Fatih'in Adam Yetiştirme Metodu?

Osmanlı Tarihi

Fâtih Sultan Mehmed Han, devrinin en büyük âlimlerinden ders almış bir pâ­di­şahtı. İlmî müzâkerelere katılır ve bâzen kendisi re’yini bildirerek ilimdeki mahâretini izhâr ederdi.

Çok erken yaşlarda “feth-i mübîn” ile zihnen son derece meşgûl olup âdeta bu me­se­lede fânî olan II. Mehmed, ilim yolundaki gayretini de artırarak kısa zamanda Arapça, Farsça, Latince, Sırpça ve Yunanca’yı öğrendi.

Eğitimini gördüğü zâhirî ve bâtınî ilimlerle hem kendi hayatını, hem de devlet işlerini düzene koydu. Fen ve teknik bilgileriyle de savaşlarda kullanacağı harp âletlerini tekâmül ettirdi. Projesi kendisine âit olan ilk havan topunu döktürerek İstanbul’un fethinde kullandığı meşhurdur.

FATİH'İN İLİMDEKİ MAHARETİ

Ta­rihle meşgul olarak; “Beyliklerin ve devletlerin, meydana gelişi, inkişâfı ve nihayet ta­rih sahnesinden yok olmalarının sebep ve neticeleri..” üzerinde îmâl-i fikrederek kendine has bir ta­rih felsefesine sahip oldu.

Fâtih, ilmî seviye ve rûhî derinliğinin neticesinde ulu bir pâ­di­şah, büyük bir cengâver, aynı zamanda engin gönüllü bir derviş ve rikkat-i kalbiyye sahibi bir şâir olarak ta­rihteki müstesnâ yerini almıştır..

Fâtih Sultan Mehmed Han, devrinin en büyük âlimlerinden ders almış bir pâ­di­şahtı. İlmî müzâkerelere katılır ve bâzen kendisi re’yini bildirerek ilimdeki mahâretini izhâr ederdi. Akşemseddîn Hazretleri’nden aldığı yüksek mânevî eğitimin yanında fıkıhta Molla Hüsrev, tefsirde Molla Gürânî, Molla Yegân, Hızır Bey Çelebi, kelâmda Hocazâde, riyâziyede Ali Kuşçu’dan ders almıştır.

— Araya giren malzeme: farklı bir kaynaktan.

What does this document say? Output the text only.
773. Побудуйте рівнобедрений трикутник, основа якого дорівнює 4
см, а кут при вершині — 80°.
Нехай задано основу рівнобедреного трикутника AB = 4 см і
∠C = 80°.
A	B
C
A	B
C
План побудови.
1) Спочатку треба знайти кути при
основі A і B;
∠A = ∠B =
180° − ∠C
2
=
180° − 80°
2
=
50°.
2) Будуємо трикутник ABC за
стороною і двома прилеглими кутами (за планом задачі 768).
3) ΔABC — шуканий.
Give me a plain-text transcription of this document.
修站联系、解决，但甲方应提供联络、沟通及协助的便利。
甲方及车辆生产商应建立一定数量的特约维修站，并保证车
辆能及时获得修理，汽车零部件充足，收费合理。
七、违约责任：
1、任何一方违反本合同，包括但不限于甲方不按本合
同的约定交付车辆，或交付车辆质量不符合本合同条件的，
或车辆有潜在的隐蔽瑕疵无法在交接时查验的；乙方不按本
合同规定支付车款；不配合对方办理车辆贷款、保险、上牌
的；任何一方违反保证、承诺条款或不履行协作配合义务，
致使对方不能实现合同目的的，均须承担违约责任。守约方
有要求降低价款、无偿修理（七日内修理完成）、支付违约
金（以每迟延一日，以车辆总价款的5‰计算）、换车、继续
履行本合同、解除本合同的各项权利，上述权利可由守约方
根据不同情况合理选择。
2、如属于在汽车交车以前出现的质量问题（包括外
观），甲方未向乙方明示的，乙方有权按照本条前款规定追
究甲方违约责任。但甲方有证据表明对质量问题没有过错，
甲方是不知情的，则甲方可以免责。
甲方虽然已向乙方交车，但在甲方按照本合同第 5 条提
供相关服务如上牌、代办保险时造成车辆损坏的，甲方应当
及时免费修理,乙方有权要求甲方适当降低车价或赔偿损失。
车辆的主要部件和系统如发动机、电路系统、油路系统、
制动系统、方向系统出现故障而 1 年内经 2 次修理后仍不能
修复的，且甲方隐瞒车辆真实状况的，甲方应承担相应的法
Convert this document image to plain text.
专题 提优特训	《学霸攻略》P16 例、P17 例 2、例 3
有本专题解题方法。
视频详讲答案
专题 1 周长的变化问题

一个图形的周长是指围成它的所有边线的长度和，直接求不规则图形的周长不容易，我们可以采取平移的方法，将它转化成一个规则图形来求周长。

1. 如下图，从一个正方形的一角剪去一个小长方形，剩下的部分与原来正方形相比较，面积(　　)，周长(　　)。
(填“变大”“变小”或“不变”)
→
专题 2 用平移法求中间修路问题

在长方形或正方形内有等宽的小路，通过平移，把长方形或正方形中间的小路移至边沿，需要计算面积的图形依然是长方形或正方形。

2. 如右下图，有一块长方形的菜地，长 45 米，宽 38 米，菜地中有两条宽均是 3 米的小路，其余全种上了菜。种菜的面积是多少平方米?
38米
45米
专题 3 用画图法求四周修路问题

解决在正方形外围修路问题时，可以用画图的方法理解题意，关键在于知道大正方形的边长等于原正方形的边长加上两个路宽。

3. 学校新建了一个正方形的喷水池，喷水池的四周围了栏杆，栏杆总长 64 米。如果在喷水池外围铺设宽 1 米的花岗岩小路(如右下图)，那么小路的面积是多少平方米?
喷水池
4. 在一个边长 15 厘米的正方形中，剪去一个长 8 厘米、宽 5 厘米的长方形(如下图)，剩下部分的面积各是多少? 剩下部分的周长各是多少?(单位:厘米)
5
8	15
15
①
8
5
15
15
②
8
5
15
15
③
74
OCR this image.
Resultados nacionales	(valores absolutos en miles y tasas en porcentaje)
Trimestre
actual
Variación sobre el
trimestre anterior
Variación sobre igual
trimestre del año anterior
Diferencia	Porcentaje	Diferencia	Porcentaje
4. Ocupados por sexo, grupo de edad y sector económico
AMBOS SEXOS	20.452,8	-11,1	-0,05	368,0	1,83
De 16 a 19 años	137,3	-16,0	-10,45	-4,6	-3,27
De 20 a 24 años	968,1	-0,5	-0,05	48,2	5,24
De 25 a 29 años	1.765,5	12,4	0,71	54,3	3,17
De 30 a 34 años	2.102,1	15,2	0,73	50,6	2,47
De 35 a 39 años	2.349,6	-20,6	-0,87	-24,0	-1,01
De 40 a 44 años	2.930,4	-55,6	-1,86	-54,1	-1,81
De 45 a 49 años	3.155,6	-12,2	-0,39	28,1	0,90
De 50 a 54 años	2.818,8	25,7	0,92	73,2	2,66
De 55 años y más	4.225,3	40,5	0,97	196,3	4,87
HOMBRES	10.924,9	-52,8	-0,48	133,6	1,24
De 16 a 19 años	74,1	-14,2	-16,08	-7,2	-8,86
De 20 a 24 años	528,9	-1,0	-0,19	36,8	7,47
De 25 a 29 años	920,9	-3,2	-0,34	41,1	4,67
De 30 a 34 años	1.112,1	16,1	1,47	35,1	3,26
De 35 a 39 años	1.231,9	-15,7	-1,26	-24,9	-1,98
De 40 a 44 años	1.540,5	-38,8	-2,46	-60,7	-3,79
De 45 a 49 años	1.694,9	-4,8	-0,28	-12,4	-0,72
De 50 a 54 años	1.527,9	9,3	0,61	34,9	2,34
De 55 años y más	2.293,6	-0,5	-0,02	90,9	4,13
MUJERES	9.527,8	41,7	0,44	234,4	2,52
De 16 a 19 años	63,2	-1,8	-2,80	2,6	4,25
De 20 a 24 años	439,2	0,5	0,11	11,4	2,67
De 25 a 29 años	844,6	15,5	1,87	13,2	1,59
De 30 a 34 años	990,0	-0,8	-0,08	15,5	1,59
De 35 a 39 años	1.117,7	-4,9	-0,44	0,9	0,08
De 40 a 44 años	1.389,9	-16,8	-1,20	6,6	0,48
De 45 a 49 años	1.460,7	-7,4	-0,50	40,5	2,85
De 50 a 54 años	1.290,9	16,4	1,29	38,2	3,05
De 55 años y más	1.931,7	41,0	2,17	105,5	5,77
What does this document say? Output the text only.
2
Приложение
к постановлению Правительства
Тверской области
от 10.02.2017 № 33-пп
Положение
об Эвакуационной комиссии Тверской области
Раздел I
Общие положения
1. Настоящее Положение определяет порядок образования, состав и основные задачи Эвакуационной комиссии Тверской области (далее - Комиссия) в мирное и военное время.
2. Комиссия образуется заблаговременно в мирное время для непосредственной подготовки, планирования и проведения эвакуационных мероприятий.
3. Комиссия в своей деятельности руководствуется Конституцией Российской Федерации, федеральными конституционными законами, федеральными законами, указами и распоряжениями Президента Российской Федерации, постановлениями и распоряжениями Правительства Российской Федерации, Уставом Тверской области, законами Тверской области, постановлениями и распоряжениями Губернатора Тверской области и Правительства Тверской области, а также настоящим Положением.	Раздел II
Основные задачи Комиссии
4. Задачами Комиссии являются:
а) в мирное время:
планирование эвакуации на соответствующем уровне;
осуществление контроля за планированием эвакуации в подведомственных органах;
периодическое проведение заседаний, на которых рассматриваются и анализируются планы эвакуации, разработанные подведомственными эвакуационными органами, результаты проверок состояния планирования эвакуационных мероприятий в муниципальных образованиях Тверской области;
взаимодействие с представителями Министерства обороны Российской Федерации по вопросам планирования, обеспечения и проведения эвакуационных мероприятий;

Böylece son derecede yüksek bir ilmî eğitimden geçen Fâtih, ilim ve irfan yolunda büyük gayretler sarf etmiş ve keyfiyetçe cihâna yön verecek şahsiyetleri yetiştiren medreselere devlet ha­zi­nesinden hatırı sayılır meblâğlar ayırmıştır. Nitekim aşağıdaki hâdise, bu hakîkati ne kadar güzel tebârüz ettirmektedir:

ALİMLER PEYGAMBERLERİN VARİSLERİDİR

Fâtih Sultan Mehmed Han, vezirleriyle bütçe müzâkeresi yapıyordu. Medreseler tahsîsâtına Sul­tân’ın ayırdığı rakam bir hayli kabarıktı. Mâliye vezîri, bu rakama muttalî olunca, hayretle derin bir sükûta büründü. Vezîrin bu tavrını fark eden firâset ve basîret sahibi Fâtih Sultan Mehmed Han:

“–Paşa! Bütçe me­se­lesinde asıl konuşması gereken kimse mâliye vezîri iken, acep siz niçin konuşmaz oldunuz?..” dedi.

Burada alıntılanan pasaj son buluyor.